On ne peut s’empêcher, en entendant les cris haineux des écolos ou des « antifas » de penser à l’implacable théologie augustinienne : « Quod igitur de sempiterno supplicio damnatorum per suum prophetam Deus dixit, fiet, omnino fiet : Vermis eorum non morietur et ignis eorum non extinguetur  (Civitas Dei, livre XXI, chapitre 9) :( il ne faut donc point douter que la sentence que Dieu a prononcée par son Prophète, touchant le supplice éternel des damnés, ne s’accomplisse exactement. Il est dit : « Leur ver ne mourra point, et le feu qui les brûlera ne s’éteindra point )».

Développant le célèbre passage de l’évangile selon Mathieu : « Et le serviteur inutile, jetez-le dans les ténèbres du dehors, où il y aura des pleurs et des grincements de dents » (Mat 25,30), Louis Bourdaloue, prédicateur du XVIIème siècle, précise, dans ses Sermons : « saint Augustin et tous les théologiens concluent qu’il (le pécheur) mérite une peine infinie. Et comme cette peine ne peut être infinie en elle-même, dans son essence, il faut qu’elle le soit dans son éternité ».

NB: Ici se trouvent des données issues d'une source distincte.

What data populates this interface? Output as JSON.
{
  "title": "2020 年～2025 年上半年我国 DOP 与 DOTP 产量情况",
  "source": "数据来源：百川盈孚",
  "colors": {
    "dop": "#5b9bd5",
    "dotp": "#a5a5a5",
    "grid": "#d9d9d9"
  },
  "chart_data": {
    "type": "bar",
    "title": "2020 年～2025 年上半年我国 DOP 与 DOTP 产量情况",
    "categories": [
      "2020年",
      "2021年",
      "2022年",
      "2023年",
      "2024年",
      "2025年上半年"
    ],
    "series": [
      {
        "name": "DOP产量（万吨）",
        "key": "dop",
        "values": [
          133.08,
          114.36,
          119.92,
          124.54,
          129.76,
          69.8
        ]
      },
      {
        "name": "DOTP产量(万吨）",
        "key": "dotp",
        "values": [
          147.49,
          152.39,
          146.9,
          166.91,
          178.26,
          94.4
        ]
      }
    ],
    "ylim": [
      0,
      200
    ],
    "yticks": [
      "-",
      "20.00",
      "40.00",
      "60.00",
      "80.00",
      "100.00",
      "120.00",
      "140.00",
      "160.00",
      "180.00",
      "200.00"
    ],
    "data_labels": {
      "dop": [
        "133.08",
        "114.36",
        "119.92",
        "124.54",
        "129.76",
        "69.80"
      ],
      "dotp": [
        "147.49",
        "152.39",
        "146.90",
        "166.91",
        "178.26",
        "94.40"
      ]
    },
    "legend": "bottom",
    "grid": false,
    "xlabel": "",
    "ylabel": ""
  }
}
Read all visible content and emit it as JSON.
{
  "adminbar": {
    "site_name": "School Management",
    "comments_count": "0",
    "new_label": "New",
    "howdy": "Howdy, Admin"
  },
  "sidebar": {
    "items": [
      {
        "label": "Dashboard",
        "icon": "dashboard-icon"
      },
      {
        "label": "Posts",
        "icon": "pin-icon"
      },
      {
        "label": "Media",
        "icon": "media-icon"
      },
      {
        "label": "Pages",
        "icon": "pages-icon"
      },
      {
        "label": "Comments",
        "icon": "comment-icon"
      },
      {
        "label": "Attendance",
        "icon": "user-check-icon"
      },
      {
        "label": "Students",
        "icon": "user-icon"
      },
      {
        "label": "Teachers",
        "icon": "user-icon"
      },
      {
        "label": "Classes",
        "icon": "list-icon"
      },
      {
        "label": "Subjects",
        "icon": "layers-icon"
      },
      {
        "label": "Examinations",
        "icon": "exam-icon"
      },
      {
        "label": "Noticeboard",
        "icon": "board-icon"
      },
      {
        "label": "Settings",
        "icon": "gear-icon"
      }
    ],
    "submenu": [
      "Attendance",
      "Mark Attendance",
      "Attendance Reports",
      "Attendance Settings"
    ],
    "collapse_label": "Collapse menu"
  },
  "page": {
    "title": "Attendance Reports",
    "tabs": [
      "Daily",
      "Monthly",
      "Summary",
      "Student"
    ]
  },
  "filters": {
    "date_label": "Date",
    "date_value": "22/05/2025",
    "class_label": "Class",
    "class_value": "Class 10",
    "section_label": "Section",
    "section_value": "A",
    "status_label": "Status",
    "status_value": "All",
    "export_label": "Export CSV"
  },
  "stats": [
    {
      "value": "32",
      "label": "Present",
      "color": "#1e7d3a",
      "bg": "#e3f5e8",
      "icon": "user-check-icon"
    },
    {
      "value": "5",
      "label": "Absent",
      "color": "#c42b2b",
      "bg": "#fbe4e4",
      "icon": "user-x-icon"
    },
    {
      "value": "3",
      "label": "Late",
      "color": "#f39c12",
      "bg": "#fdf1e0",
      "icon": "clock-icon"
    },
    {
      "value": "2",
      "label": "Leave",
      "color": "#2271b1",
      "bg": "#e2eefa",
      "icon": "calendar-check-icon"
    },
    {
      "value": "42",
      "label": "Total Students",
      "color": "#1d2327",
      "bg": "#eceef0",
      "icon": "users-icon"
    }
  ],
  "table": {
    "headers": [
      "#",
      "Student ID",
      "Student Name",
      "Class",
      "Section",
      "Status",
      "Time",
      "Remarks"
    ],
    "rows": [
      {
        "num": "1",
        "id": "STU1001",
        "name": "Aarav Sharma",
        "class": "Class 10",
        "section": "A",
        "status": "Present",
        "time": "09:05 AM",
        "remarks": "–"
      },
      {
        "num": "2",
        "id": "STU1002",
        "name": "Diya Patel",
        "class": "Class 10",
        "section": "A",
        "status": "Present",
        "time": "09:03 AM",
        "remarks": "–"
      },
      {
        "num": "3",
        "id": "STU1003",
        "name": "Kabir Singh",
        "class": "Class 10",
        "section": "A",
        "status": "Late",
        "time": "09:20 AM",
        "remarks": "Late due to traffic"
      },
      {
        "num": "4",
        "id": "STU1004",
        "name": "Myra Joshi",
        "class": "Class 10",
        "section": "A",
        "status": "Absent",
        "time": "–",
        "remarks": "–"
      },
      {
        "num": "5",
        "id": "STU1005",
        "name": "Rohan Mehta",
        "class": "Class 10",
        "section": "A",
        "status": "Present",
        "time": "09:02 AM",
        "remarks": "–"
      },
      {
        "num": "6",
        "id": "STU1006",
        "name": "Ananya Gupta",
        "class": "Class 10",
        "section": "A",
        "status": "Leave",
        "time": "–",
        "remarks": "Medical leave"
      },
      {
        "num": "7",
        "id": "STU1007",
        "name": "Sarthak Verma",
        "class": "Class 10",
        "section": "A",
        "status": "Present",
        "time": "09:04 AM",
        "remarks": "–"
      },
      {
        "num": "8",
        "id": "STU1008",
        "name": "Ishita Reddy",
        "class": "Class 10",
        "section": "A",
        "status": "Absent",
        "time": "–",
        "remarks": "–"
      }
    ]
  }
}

Damnatio memoriae, disait-on, dans l’ancienne Rome, de certains empereurs. Les « humanistes » de la haine, pour ce qui les concerne, vouent leurs réprouvés à une éternité malheureuse. Ce faisant, ils banalisent ce qui n’est pas banal et ne devrait jamais le devenir : la volonté d’extermination de tout un peuple, de tout un segment d’humanité. Il ne s’agit en rien d’excuser ou de minimiser le crime, les crimes de sang : ce sont des crimes, mais justement ce ne sont QUE des crimes… les crimes contre l’humanité, à l’inverse, sont uniques, ineffaçables, inoubliables. Eux – et eux seuls – justifient l’imprescriptibilité. « Ni oubli, ni pardon », oui ! Mais uniquement, exclusivement pour ce type de criminels… à l’exclusion de tous les autres.

A propos de l'auteur

Jean-François Vincent

Jean-François Vincent

Directeur de publication

Membre du Comité de Rédaction et rédacteur

Traducteur au Conseil de l'Europe

Ancien professeur certifié d'anglais

Ancien diacre à la cathédrale russe saint-Alexandre Nevski de Paris

Maîtrise d’anglais

Licence de philosophie

Licence de droit

Diplômé de l’institut de théologie orthodoxe Saint-Serge

Commentaires (1)

  • Martine L

    Martine L

    31 octobre 2015 à 17:33 |
    Vous faîtes bien de distribuer ça et là, quelques points sur des vagues de I, qui, dans beaucoup de domaines, en manquent. Oui, les « tas » s'imposent, les dossiers se doivent d'être désignés. Chaque mort d'homme est une de trop, mais – l'Histoire le dit - on se doit de savoir ( d'apprendre à savoir) comment on doit parler de ces morts. Qui plus est, quand il y a décision à poser sur le degré de gravité, et plus encore, le degré de «  mémoire collective » à incarner. Mais nous habitons une société, où – semble-t-il – tout se vaut, où les degrés, les distances, les points de vue, et bien entendu, les valeurs ( vraies, fausses, postiches) dansent ce curieux rigodon du n'importe quoi, que – je vais me répéter, une fois de plus – seul l'enseignement mâtiné d'une bonne dose d'éducation, peut essayer d'enrayer.